• The share of international investors has reached 81.2%, and 6.9% from Asia
  • 7,000 million euros have been awarded among 290 highly diversified and high-quality investment accounts
  • The amount requested has exceeded 24,000 million euros, with a high participation of fund managers
  • The new 10-year benchmark has been issued with a coupon of 1.40% and a yield of 1.457%

The Public Treasury has made a syndicated issue of a new 10-year reference with maturity on July 30, 2028 and coupon of 1.40%. A total of 7,000 million euros has been issued, with a demand of more than 24,000 million. The return on the issue was 1.477%, equivalent to 55 basis points above the mid-swap rate (reference rate of the interbank market for interest rate swaps).

The Treasury has been able to allocate the issue among high-quality investors thanks to a solid demand from 290 investor accounts, highly diversified both by type of investor and by geographical area.

The participation of non-resident investors has reached 81.2% of the syndication. Of this percentage, the participation of the United Kingdom and Ireland stands out, with 29.3%; followed by the whole of Germany, Austria and Switzerland, with 15.9%; from France and Italy, with 12.2%; of the Nordic countries, with 7.1%; and of Asian investors, with 6.9%, the highest participation since January 2012 in absolute terms. The rest of the regions have obtained 9.8% of the issue.
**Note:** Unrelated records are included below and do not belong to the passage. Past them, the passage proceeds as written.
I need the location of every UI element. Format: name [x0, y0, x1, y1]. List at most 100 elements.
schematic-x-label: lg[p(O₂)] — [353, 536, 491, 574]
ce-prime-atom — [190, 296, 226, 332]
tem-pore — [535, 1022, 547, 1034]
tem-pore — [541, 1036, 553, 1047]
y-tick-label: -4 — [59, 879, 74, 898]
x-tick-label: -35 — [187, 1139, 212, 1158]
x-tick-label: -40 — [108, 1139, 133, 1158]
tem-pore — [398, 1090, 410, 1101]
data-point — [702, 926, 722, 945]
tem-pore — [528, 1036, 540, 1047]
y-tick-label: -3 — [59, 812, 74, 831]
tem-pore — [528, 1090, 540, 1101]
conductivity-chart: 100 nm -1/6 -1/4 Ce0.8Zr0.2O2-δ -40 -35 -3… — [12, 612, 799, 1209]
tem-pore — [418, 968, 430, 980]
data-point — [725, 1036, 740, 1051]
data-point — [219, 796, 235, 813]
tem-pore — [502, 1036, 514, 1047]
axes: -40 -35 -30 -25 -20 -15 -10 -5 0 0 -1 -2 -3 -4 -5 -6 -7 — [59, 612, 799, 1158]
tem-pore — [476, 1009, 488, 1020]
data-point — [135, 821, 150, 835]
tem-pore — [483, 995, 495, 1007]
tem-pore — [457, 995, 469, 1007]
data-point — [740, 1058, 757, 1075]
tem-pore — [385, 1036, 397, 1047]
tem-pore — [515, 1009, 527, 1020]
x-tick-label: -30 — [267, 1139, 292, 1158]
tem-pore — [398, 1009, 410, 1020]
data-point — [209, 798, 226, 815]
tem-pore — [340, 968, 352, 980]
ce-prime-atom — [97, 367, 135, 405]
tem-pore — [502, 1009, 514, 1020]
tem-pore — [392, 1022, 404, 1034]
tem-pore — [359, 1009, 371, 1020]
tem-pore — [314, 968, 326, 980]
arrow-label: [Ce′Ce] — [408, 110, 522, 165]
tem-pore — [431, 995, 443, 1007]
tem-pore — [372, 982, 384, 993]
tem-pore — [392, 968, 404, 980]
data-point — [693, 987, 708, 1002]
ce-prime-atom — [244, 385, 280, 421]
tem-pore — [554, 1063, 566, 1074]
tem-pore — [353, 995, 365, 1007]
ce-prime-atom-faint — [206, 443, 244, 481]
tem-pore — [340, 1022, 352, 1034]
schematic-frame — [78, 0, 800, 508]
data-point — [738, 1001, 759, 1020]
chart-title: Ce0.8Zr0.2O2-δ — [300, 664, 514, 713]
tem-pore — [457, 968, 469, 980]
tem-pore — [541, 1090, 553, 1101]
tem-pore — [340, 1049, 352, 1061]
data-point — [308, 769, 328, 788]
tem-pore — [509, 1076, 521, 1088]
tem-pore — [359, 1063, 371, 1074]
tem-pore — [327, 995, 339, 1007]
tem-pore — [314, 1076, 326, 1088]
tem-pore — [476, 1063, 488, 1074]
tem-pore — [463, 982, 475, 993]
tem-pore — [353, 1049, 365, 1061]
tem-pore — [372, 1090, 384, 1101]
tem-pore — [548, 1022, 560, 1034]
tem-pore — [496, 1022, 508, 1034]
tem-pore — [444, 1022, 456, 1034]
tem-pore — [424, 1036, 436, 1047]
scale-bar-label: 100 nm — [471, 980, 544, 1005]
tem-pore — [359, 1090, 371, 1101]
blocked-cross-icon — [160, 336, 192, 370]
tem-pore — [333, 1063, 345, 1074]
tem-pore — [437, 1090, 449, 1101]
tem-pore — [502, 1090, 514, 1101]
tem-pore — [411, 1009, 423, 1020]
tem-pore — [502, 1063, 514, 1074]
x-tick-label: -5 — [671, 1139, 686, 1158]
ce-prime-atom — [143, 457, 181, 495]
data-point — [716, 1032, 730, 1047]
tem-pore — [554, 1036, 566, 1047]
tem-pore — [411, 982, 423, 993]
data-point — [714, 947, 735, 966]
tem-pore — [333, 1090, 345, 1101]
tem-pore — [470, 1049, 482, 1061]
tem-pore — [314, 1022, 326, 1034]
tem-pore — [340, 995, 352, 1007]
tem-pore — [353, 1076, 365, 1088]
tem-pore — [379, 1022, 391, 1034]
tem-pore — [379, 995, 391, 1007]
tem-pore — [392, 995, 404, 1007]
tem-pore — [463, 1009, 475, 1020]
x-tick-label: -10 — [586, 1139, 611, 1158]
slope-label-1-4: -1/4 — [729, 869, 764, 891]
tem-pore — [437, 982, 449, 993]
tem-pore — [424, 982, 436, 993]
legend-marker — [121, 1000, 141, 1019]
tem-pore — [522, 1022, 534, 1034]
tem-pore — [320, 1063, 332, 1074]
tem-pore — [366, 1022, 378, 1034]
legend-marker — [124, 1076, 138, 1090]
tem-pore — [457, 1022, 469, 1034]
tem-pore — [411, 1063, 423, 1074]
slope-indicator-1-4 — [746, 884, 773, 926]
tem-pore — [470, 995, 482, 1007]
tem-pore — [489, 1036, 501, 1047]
Considering the type of investor, the largest participation has corresponded to fund managers, with 37.2%; followed by banks, with 30.1%; insurance companies and pension funds, with 11.6%; central banks and official institutions, with 10.4%; and leveraged funds, with 6%. Other investors have represented 4.8%.

With this third syndication of 2018, of 7,000 million euros, the Treasury has met 62.2% of its medium and long-term issuance objective for the entire year (131,310 million euros).

Banco Bilbao Vizcaya Argentaria, Banco Santander, Barclays Bank, BNP Paribas, HSBC and J.P. Morgan have acted as directors for this issue. The rest of the group of Market Makers of State Bonds and Obligations have acted as co-directors.